When fast radio bursts (FRBs) were first detected in 2007, they were a complete enigma. As their name implies, these events involve a very brief eruption of radio emissions and then typically silence, though a few objects appear to be capable of sending out multiple bursts. By obtaining enough data from lots of individual bursts, researchers gradually put the focus on magnetars, versions of neutron stars that have intense magnetic fields.
But we still don't know whether a magnetar is a requirement for an FRB or if the events can be triggered by less magnetized neutron stars as well. And we have little hint of the mechanism that produces the burst itself. Bursts could potentially be produced by an event in the star's magnetic field itself, or the star could be launching some energetic material that subsequently produces an FRB at some distance from the star.
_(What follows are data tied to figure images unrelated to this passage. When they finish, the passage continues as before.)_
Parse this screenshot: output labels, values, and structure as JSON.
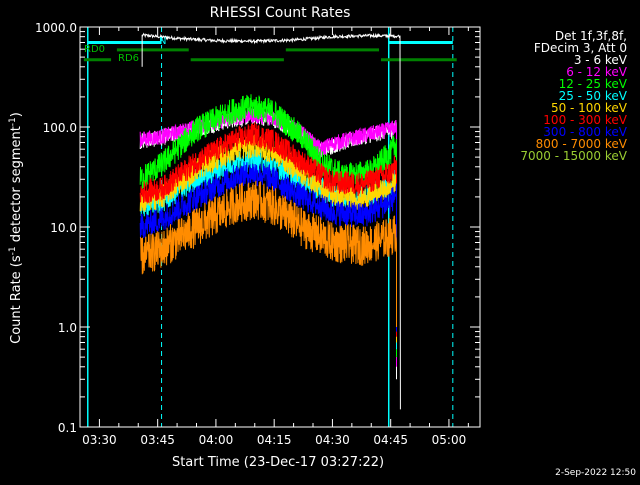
{
  "chart_data": {
    "type": "line",
    "title": "RHESSI Count Rates",
    "xlabel": "Start Time (23-Dec-17 03:27:22)",
    "ylabel_parts": [
      "Count Rate (s",
      "-1",
      " detector segment",
      "-1",
      ")"
    ],
    "yscale": "log",
    "ylim": [
      0.1,
      1000
    ],
    "xlim": [
      "03:25:00",
      "05:08:00"
    ],
    "y_ticks": [
      "0.1",
      "1.0",
      "10.0",
      "100.0",
      "1000.0"
    ],
    "x_ticks": [
      "03:30",
      "03:45",
      "04:00",
      "04:15",
      "04:30",
      "04:45",
      "05:00"
    ],
    "legend_position": "right",
    "legend_header": [
      "Det 1f,3f,8f,",
      "FDecim 3, Att 0"
    ],
    "timestamp": "2-Sep-2022 12:50",
    "colors": {
      "background": "#000000",
      "axes": "#ffffff",
      "attenuator": "#ffffff",
      "night": "#00ffff",
      "decimation": "#008000"
    },
    "flag_labels": {
      "night": "N",
      "decimation_0": "RD0",
      "decimation_6": "RD6"
    },
    "flags": {
      "night_vlines": [
        "03:27:00",
        "04:44:30"
      ],
      "night_dashed_vlines": [
        "03:46:00",
        "05:01:00"
      ],
      "night_bar": [
        [
          "03:27:00",
          "03:46:00"
        ],
        [
          "04:44:30",
          "05:01:00"
        ]
      ],
      "decimation_0_bar": [
        [
          "03:34:30",
          "03:53:00"
        ],
        [
          "04:18:00",
          "04:42:00"
        ]
      ],
      "decimation_6_bar": [
        [
          "03:26:00",
          "03:33:00"
        ],
        [
          "03:53:30",
          "04:17:30"
        ],
        [
          "04:42:30",
          "05:02:00"
        ]
      ]
    },
    "attenuator_trace": [
      [
        "03:41:00",
        830
      ],
      [
        "03:50:00",
        770
      ],
      [
        "04:00:00",
        730
      ],
      [
        "04:10:00",
        720
      ],
      [
        "04:20:00",
        740
      ],
      [
        "04:30:00",
        800
      ],
      [
        "04:40:00",
        820
      ],
      [
        "04:47:00",
        810
      ],
      [
        "04:47:30",
        800
      ]
    ],
    "series": [
      {
        "name": "3 - 6 keV",
        "color": "#ffffff",
        "noise": 0.08,
        "points": [
          [
            "03:40:30",
            72
          ],
          [
            "03:46:00",
            78
          ],
          [
            "03:55:00",
            95
          ],
          [
            "04:05:00",
            120
          ],
          [
            "04:10:00",
            128
          ],
          [
            "04:15:00",
            118
          ],
          [
            "04:22:00",
            85
          ],
          [
            "04:27:00",
            58
          ],
          [
            "04:30:00",
            65
          ],
          [
            "04:38:00",
            80
          ],
          [
            "04:45:00",
            92
          ],
          [
            "04:46:30",
            100
          ]
        ]
      },
      {
        "name": "6 - 12 keV",
        "color": "#ff00ff",
        "noise": 0.08,
        "points": [
          [
            "03:40:30",
            75
          ],
          [
            "03:46:00",
            80
          ],
          [
            "03:55:00",
            100
          ],
          [
            "04:05:00",
            125
          ],
          [
            "04:10:00",
            132
          ],
          [
            "04:15:00",
            122
          ],
          [
            "04:22:00",
            88
          ],
          [
            "04:27:00",
            60
          ],
          [
            "04:30:00",
            68
          ],
          [
            "04:38:00",
            82
          ],
          [
            "04:45:00",
            95
          ],
          [
            "04:46:30",
            102
          ]
        ]
      },
      {
        "name": "12 - 25 keV",
        "color": "#00ff00",
        "noise": 0.13,
        "points": [
          [
            "03:40:30",
            30
          ],
          [
            "03:46:00",
            42
          ],
          [
            "03:55:00",
            95
          ],
          [
            "04:05:00",
            150
          ],
          [
            "04:10:00",
            160
          ],
          [
            "04:15:00",
            140
          ],
          [
            "04:22:00",
            80
          ],
          [
            "04:27:00",
            45
          ],
          [
            "04:33:00",
            32
          ],
          [
            "04:40:00",
            36
          ],
          [
            "04:45:00",
            55
          ],
          [
            "04:46:30",
            70
          ]
        ]
      },
      {
        "name": "25 - 50 keV",
        "color": "#00ffff",
        "noise": 0.12,
        "points": [
          [
            "03:40:30",
            16
          ],
          [
            "03:46:00",
            18
          ],
          [
            "03:55:00",
            30
          ],
          [
            "04:05:00",
            45
          ],
          [
            "04:10:00",
            47
          ],
          [
            "04:15:00",
            42
          ],
          [
            "04:22:00",
            30
          ],
          [
            "04:30:00",
            21
          ],
          [
            "04:38:00",
            20
          ],
          [
            "04:45:00",
            26
          ],
          [
            "04:46:30",
            32
          ]
        ]
      },
      {
        "name": "50 - 100 keV",
        "color": "#ffd700",
        "noise": 0.12,
        "points": [
          [
            "03:40:30",
            18
          ],
          [
            "03:46:00",
            20
          ],
          [
            "03:55:00",
            38
          ],
          [
            "04:05:00",
            60
          ],
          [
            "04:10:00",
            65
          ],
          [
            "04:15:00",
            56
          ],
          [
            "04:22:00",
            35
          ],
          [
            "04:30:00",
            21
          ],
          [
            "04:38:00",
            19
          ],
          [
            "04:45:00",
            25
          ],
          [
            "04:46:30",
            30
          ]
        ]
      },
      {
        "name": "100 - 300 keV",
        "color": "#ff0000",
        "noise": 0.12,
        "points": [
          [
            "03:40:30",
            22
          ],
          [
            "03:46:00",
            24
          ],
          [
            "03:55:00",
            45
          ],
          [
            "04:05:00",
            75
          ],
          [
            "04:10:00",
            85
          ],
          [
            "04:15:00",
            72
          ],
          [
            "04:22:00",
            45
          ],
          [
            "04:30:00",
            28
          ],
          [
            "04:38:00",
            27
          ],
          [
            "04:45:00",
            35
          ],
          [
            "04:46:30",
            42
          ]
        ]
      },
      {
        "name": "300 - 800 keV",
        "color": "#0000ff",
        "noise": 0.13,
        "points": [
          [
            "03:40:30",
            10
          ],
          [
            "03:46:00",
            12
          ],
          [
            "03:55:00",
            20
          ],
          [
            "04:05:00",
            32
          ],
          [
            "04:10:00",
            35
          ],
          [
            "04:15:00",
            30
          ],
          [
            "04:22:00",
            20
          ],
          [
            "04:30:00",
            14
          ],
          [
            "04:38:00",
            13
          ],
          [
            "04:45:00",
            18
          ],
          [
            "04:46:30",
            22
          ]
        ]
      },
      {
        "name": "800 - 7000 keV",
        "color": "#ff8c00",
        "noise": 0.2,
        "points": [
          [
            "03:40:30",
            5
          ],
          [
            "03:46:00",
            6
          ],
          [
            "03:55:00",
            10
          ],
          [
            "04:05:00",
            17
          ],
          [
            "04:10:00",
            19
          ],
          [
            "04:15:00",
            16
          ],
          [
            "04:22:00",
            10
          ],
          [
            "04:30:00",
            7
          ],
          [
            "04:38:00",
            6.5
          ],
          [
            "04:45:00",
            8
          ],
          [
            "04:46:30",
            9
          ]
        ]
      },
      {
        "name": "7000 - 15000 keV",
        "color": "#9acd32",
        "noise": 0.0,
        "points": []
      }
    ]
  }
}
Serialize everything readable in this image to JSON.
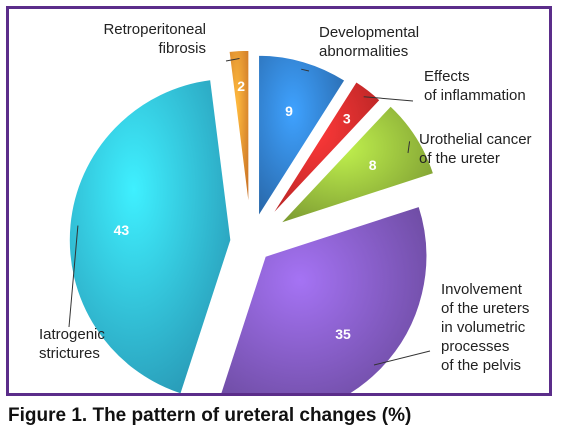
{
  "caption": "Figure 1. The pattern of ureteral changes (%)",
  "chart_data": {
    "type": "pie",
    "title": "",
    "exploded": true,
    "slices": [
      {
        "label": "Developmental abnormalities",
        "label_lines": [
          "Developmental",
          "abnormalities"
        ],
        "value": 9,
        "color": "#2f78c4"
      },
      {
        "label": "Effects of inflammation",
        "label_lines": [
          "Effects",
          "of inflammation"
        ],
        "value": 3,
        "color": "#d42a2a"
      },
      {
        "label": "Urothelial cancer of the ureter",
        "label_lines": [
          "Urothelial cancer",
          "of the ureter"
        ],
        "value": 8,
        "color": "#8fb33a"
      },
      {
        "label": "Involvement of the ureters in volumetric processes of the pelvis",
        "label_lines": [
          "Involvement",
          "of the ureters",
          "in volumetric",
          "processes",
          "of the pelvis"
        ],
        "value": 35,
        "color": "#7a55b5"
      },
      {
        "label": "Iatrogenic strictures",
        "label_lines": [
          "Iatrogenic",
          "strictures"
        ],
        "value": 43,
        "color": "#2fb2d4"
      },
      {
        "label": "Retroperitoneal fibrosis",
        "label_lines": [
          "Retroperitoneal",
          "fibrosis"
        ],
        "value": 2,
        "color": "#ef8a2e"
      }
    ]
  }
}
But now, a rare burst has provided indications that FRBs likely originate near the star and that they share a feature with the emissions of pulsars, another subtype of neutron star.
A lucky sighting
Both of these conclusions are based on the observation of a single FRB, termed FRB 20221022A, that was detected in October 2022. It was picked up by CHIME (Canadian Hydrogen Intensity Mapping Experiment). That observatory was built to look at radio emissions from different sources, but it turned out to be capable of staring at a very broad chunk of the sky and extremely good at identifying FRBs.
The event was relatively easy to localize, allowing it to be associated with a specific galaxy that is relatively nearby, at least in cosmological terms (about 200 million light-years away). Its proximity was critical for a couple of reasons. First, it meant that the radio waves that arrived at Earth were intense enough to allow various analyses of the properties of the burst. The second is that the photons of the burst spent relatively little time traveling in the space between galaxies. Instead, most of the influence matter has had on these photons comes from materials inside a galaxy—either the galaxy that hosts the source or within our own Milky Way.